Même depuis la rupture de nos relations diplomatiques avec le Vatican, le Pape n'a pas cessé d'être une puissance politique, un souverain au regard de la France; et ce souverain sans armée, sans royaume, peut réclamer parmi nous tous les droits, toutes les immunités auxquels les autres souverains peuvent prétendre, entre autres l'immunité de juridiction, et aussi la protection particulière que les lois sur la presse assurent aux Chefs d'État étrangers. Dès lors on ne voit pas pourquoi cette égalité qu'on reconnaît au Saint-Siège dans le domaine politique, on la lui refuserait dans la sphère des intérêts privés. Capable comme les autres États, comme les autres souverains, de négocier avec nous, il doit être aussi capable qu'ils le sont eux-mêmes d'acquérir, par donation ou par legs, des immeubles sur notre territoire, en dehors de toute autorisation du Gouvernement français.

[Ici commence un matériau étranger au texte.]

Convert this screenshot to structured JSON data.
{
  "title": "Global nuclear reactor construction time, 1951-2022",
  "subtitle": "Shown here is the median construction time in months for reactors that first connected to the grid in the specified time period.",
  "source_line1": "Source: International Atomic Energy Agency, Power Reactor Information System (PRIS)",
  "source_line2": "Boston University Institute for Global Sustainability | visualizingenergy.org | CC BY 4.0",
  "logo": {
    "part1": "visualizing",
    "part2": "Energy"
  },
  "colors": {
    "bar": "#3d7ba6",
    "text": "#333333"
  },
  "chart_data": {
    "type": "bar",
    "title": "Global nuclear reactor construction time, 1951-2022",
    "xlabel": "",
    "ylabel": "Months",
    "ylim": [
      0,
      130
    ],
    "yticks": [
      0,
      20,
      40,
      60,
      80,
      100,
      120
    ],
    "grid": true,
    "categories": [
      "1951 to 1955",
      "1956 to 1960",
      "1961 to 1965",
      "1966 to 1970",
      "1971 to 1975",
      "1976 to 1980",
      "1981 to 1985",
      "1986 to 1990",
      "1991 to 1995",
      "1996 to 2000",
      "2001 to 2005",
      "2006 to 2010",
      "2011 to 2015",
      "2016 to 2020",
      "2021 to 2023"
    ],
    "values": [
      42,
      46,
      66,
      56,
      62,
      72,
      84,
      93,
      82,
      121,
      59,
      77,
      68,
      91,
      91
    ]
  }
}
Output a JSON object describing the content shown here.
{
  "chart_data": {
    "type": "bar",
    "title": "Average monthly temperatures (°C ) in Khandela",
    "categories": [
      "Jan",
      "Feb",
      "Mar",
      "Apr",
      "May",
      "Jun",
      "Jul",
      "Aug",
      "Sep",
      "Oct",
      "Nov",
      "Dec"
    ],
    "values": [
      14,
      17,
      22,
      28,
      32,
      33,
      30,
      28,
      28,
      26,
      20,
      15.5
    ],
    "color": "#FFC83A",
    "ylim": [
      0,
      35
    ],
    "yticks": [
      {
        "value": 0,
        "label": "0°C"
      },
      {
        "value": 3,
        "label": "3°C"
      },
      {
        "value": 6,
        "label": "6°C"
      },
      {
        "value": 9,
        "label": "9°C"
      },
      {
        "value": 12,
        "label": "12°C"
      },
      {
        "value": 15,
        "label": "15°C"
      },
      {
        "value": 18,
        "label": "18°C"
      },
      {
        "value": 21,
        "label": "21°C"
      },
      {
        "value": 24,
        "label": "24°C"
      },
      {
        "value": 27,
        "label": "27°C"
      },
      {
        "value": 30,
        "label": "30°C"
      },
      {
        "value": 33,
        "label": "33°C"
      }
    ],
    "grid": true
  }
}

Aussi ne pouvons-nous souscrire à la doctrine contenue dans le jugement du tribunal civil de Montdidier du 4 février 1892, qui, tout en proclamant la capacité de recueillir du Saint-Siège, en subordonne l'exercice à l'autorisation du Gouvernement français; et à plus forte raison repoussons-nous la thèse de la Cour d'Amiens qui, confondant la qualité de souverain du Saint-Père et celle de Chef spirituel de l'Église catholique, affirme que ces qualités sont indivisibles, que le

chef de l'Église étant incapable de recevoir comme tel, le souverain ne le peut pas davantage, même avec autorisation1. Ce sont là de pures allégations. En admettant que l'Église catholique n'ait pas, par ellemême, l'aptitude nécessaire pour posséder et pour acquérir en France, encore aurait-il fallu démontrer dans l'espèce,' que c'est l'Église, et non pas le Saint-Siège, personne du droit international, que le disposant avait entendu gratifier. Or, pareille appréciation, quoi qu'en dise la Cour, était en contradiction absolue avec les termes mêmes du testament annulé ; l'affectation donnée aux immeubles légués, qui devaient servir de résidence au nonce, représentant diplomatique de la Papauté à Paris, attestait avec évidence que c'est au Pape, souverain, et non au Pape, chef de la communion des fidèles, que la testatrice avait voulu laisser sa fortune.

Laissons maintenant ces données générales sur la condition juridique des personnes morales étrangères en France, et arrivons aux sociétés de commerce, dont l'importance, tous les jours plus grande, réclame des développements particuliers.

TITRE II

Des sociétés commerciales étrangères 2.

SECTION I. Considérations générales.

La société commerciale est, au regard de la loi française, toute réunion de personnes ou de capitaux, ayant pour but d'accomplir des actes de commerce, c'est-à-dire, aux termes de l'article 632, § 2 du Code de commerce, « d'acheter des denrées et des marchandises pour les revendre »; et une tradition lointaine attribue à toutes les sociétés de commerce constituées en France une personnalité juridique, distincte de celle de leurs membres. Cette tradition a force de loi; d'ailleurs, elle se trouve confirmée par un certain nombre de dispositions légales qui, sans reconnaître expressément aux sociétés le caractère de personnes morales, leur attribuent certains droits qui. l'impliquent.

1 Amiens, 21 février 1893 (Journal du dr. int. pr., 1893, p. 384).

2 V. sur ce sujet, Lyon-Caen, De la condition légale des sociétés étrangères en France et de leurs rapports avec leurs actionnaires, porteurs d'obligations et autres créanciers, Paris, 1870.